Robert Owen statue, Newtown

This statue was erected in 1956 to commemorate Newtown-born industrialist and social reformer Robert Owen (1771-1858). Designed by Gilbert Bayes, it stands in the Robert Owen Memorial Garden. In 1995 a replica statue was erected outside the Co-operative Bank’s headquarters in Manchester.

Robert’s father, also called Robert, was an ironmonger and saddler in Newtown. At the age of 10, young Robert was sent to Lincolnshire as a draper’s apprentice. He progressed quickly up the career ladder, in London and later in the cotton mills of Manchester – where he was a manager by his early 20s. He was appalled by the conditions in the mills and feared that child workers were being psychologically damaged.
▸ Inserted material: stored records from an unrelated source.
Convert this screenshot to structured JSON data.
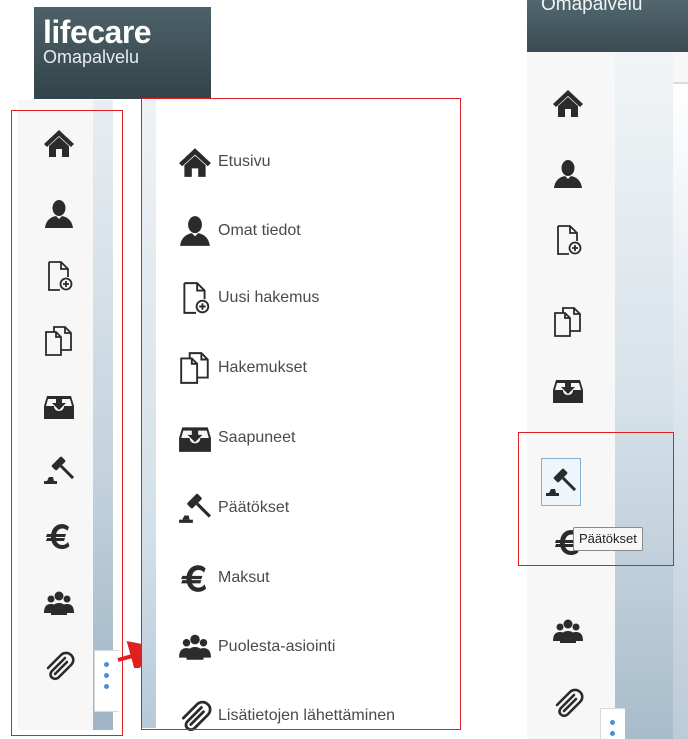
{
  "logo": {
    "brand": "lifecare",
    "subtitle": "Omapalvelu"
  },
  "menu": {
    "items": [
      {
        "label": "Etusivu",
        "icon": "home-icon"
      },
      {
        "label": "Omat tiedot",
        "icon": "user-icon"
      },
      {
        "label": "Uusi hakemus",
        "icon": "new-document-icon"
      },
      {
        "label": "Hakemukset",
        "icon": "documents-icon"
      },
      {
        "label": "Saapuneet",
        "icon": "inbox-icon"
      },
      {
        "label": "Päätökset",
        "icon": "gavel-icon"
      },
      {
        "label": "Maksut",
        "icon": "euro-icon"
      },
      {
        "label": "Puolesta-asiointi",
        "icon": "group-icon"
      },
      {
        "label": "Lisätietojen lähettäminen",
        "icon": "paperclip-icon"
      }
    ]
  },
  "right_panel": {
    "header_title": "Omapalvelu",
    "tooltip": "Päätökset",
    "highlighted_item": "Päätökset"
  },
  "colors": {
    "header_bg": "#3f5359",
    "highlight_box": "#e02020",
    "icon": "#2b2b2b",
    "label_text": "#4a4a4a",
    "menu_dots": "#4a90d9"
  }
}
In his late 20s, Robert became the co-owner of a cotton mill in New Lanark, south of Glasgow, and sought to create better conditions for the workers and their families. He improved the mills and village buildings. A shop sold goods at fair prices. An infants’ school and evening classes for adults were provided. Visitors included the Tsar of Russia. In 1815 the government asked him for advice on tackling high unemployment after the end of the war with France.
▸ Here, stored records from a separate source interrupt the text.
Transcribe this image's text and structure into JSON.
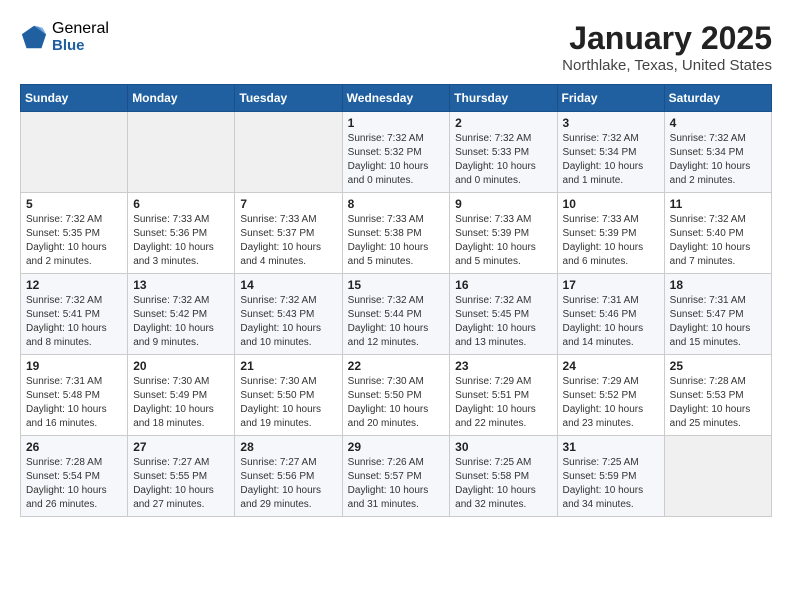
{
  "logo": {
    "general": "General",
    "blue": "Blue"
  },
  "title": "January 2025",
  "subtitle": "Northlake, Texas, United States",
  "headers": [
    "Sunday",
    "Monday",
    "Tuesday",
    "Wednesday",
    "Thursday",
    "Friday",
    "Saturday"
  ],
  "weeks": [
    [
      {
        "day": "",
        "info": ""
      },
      {
        "day": "",
        "info": ""
      },
      {
        "day": "",
        "info": ""
      },
      {
        "day": "1",
        "info": "Sunrise: 7:32 AM\nSunset: 5:32 PM\nDaylight: 10 hours\nand 0 minutes."
      },
      {
        "day": "2",
        "info": "Sunrise: 7:32 AM\nSunset: 5:33 PM\nDaylight: 10 hours\nand 0 minutes."
      },
      {
        "day": "3",
        "info": "Sunrise: 7:32 AM\nSunset: 5:34 PM\nDaylight: 10 hours\nand 1 minute."
      },
      {
        "day": "4",
        "info": "Sunrise: 7:32 AM\nSunset: 5:34 PM\nDaylight: 10 hours\nand 2 minutes."
      }
    ],
    [
      {
        "day": "5",
        "info": "Sunrise: 7:32 AM\nSunset: 5:35 PM\nDaylight: 10 hours\nand 2 minutes."
      },
      {
        "day": "6",
        "info": "Sunrise: 7:33 AM\nSunset: 5:36 PM\nDaylight: 10 hours\nand 3 minutes."
      },
      {
        "day": "7",
        "info": "Sunrise: 7:33 AM\nSunset: 5:37 PM\nDaylight: 10 hours\nand 4 minutes."
      },
      {
        "day": "8",
        "info": "Sunrise: 7:33 AM\nSunset: 5:38 PM\nDaylight: 10 hours\nand 5 minutes."
      },
      {
        "day": "9",
        "info": "Sunrise: 7:33 AM\nSunset: 5:39 PM\nDaylight: 10 hours\nand 5 minutes."
      },
      {
        "day": "10",
        "info": "Sunrise: 7:33 AM\nSunset: 5:39 PM\nDaylight: 10 hours\nand 6 minutes."
      },
      {
        "day": "11",
        "info": "Sunrise: 7:32 AM\nSunset: 5:40 PM\nDaylight: 10 hours\nand 7 minutes."
      }
    ],
    [
      {
        "day": "12",
        "info": "Sunrise: 7:32 AM\nSunset: 5:41 PM\nDaylight: 10 hours\nand 8 minutes."
      },
      {
        "day": "13",
        "info": "Sunrise: 7:32 AM\nSunset: 5:42 PM\nDaylight: 10 hours\nand 9 minutes."
      },
      {
        "day": "14",
        "info": "Sunrise: 7:32 AM\nSunset: 5:43 PM\nDaylight: 10 hours\nand 10 minutes."
      },
      {
        "day": "15",
        "info": "Sunrise: 7:32 AM\nSunset: 5:44 PM\nDaylight: 10 hours\nand 12 minutes."
      },
      {
        "day": "16",
        "info": "Sunrise: 7:32 AM\nSunset: 5:45 PM\nDaylight: 10 hours\nand 13 minutes."
      },
      {
        "day": "17",
        "info": "Sunrise: 7:31 AM\nSunset: 5:46 PM\nDaylight: 10 hours\nand 14 minutes."
      },
      {
        "day": "18",
        "info": "Sunrise: 7:31 AM\nSunset: 5:47 PM\nDaylight: 10 hours\nand 15 minutes."
      }
    ],
    [
      {
        "day": "19",
        "info": "Sunrise: 7:31 AM\nSunset: 5:48 PM\nDaylight: 10 hours\nand 16 minutes."
      },
      {
        "day": "20",
        "info": "Sunrise: 7:30 AM\nSunset: 5:49 PM\nDaylight: 10 hours\nand 18 minutes."
      },
      {
        "day": "21",
        "info": "Sunrise: 7:30 AM\nSunset: 5:50 PM\nDaylight: 10 hours\nand 19 minutes."
      },
      {
        "day": "22",
        "info": "Sunrise: 7:30 AM\nSunset: 5:50 PM\nDaylight: 10 hours\nand 20 minutes."
      },
      {
        "day": "23",
        "info": "Sunrise: 7:29 AM\nSunset: 5:51 PM\nDaylight: 10 hours\nand 22 minutes."
      },
      {
        "day": "24",
        "info": "Sunrise: 7:29 AM\nSunset: 5:52 PM\nDaylight: 10 hours\nand 23 minutes."
      },
      {
        "day": "25",
        "info": "Sunrise: 7:28 AM\nSunset: 5:53 PM\nDaylight: 10 hours\nand 25 minutes."
      }
    ],
    [
      {
        "day": "26",
        "info": "Sunrise: 7:28 AM\nSunset: 5:54 PM\nDaylight: 10 hours\nand 26 minutes."
      },
      {
        "day": "27",
        "info": "Sunrise: 7:27 AM\nSunset: 5:55 PM\nDaylight: 10 hours\nand 27 minutes."
      },
      {
        "day": "28",
        "info": "Sunrise: 7:27 AM\nSunset: 5:56 PM\nDaylight: 10 hours\nand 29 minutes."
      },
      {
        "day": "29",
        "info": "Sunrise: 7:26 AM\nSunset: 5:57 PM\nDaylight: 10 hours\nand 31 minutes."
      },
      {
        "day": "30",
        "info": "Sunrise: 7:25 AM\nSunset: 5:58 PM\nDaylight: 10 hours\nand 32 minutes."
      },
      {
        "day": "31",
        "info": "Sunrise: 7:25 AM\nSunset: 5:59 PM\nDaylight: 10 hours\nand 34 minutes."
      },
      {
        "day": "",
        "info": ""
      }
    ]
  ]
}
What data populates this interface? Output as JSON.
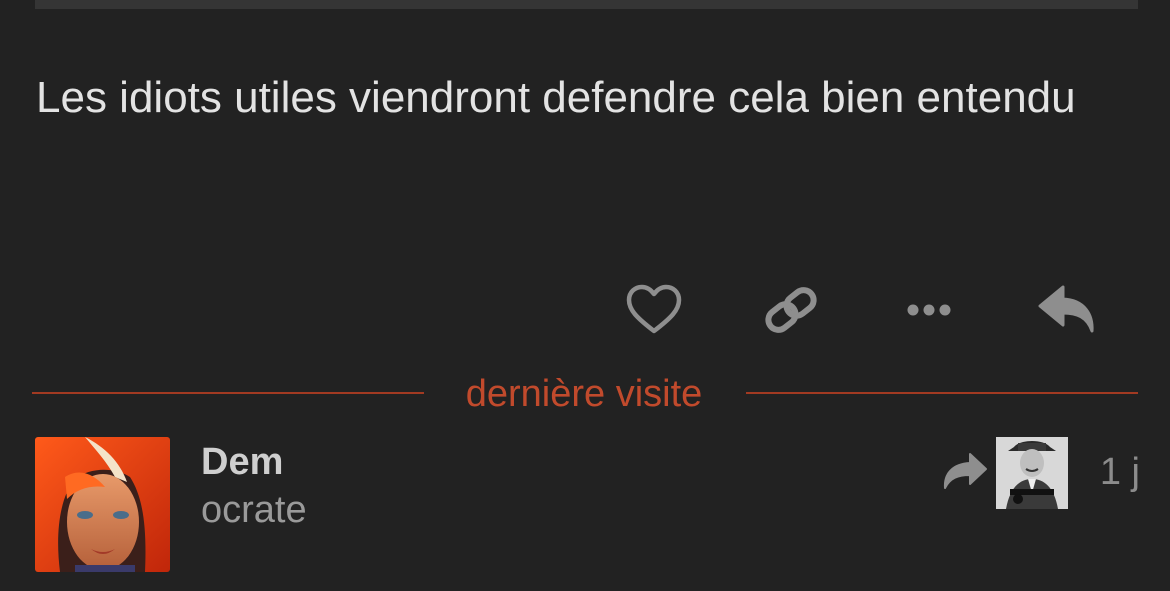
{
  "post": {
    "body": "Les idiots utiles viendront defendre cela bien entendu"
  },
  "actions": {
    "like_icon": "heart-icon",
    "link_icon": "link-icon",
    "more_icon": "more-icon",
    "reply_icon": "reply-icon"
  },
  "divider": {
    "label": "dernière visite"
  },
  "next_post": {
    "username": "Dem",
    "subtitle": "ocrate",
    "date": "1 j",
    "reply_to_icon": "share-arrow-icon"
  },
  "colors": {
    "background": "#222222",
    "text": "#e3e3e3",
    "icon": "#8e8e8e",
    "accent": "#a23a22",
    "accent_text": "#c14a2c"
  }
}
Robert wrote and lectured on his theories for social reform. His argument that the imperfections in every religion were a constant cause of conflict drew opposition from some quarters. His attempt in the 1820s to create a perfect village, called New Harmony, in Indiana, USA, was not a success, but some of his followers in Britain began to set up co-operative movements and shops.

He had three sons by his wife Catherine Dale. They took their mother’s surname and had distinguished careers in the USA.

Robert retired to Newtown shortly before his death. In 1903 the Co-operative Union part-funded the creation of a library in Newtown in his memory. This is now home to the Robert Owen Museum, where you can see many of his possessions and discover more about him.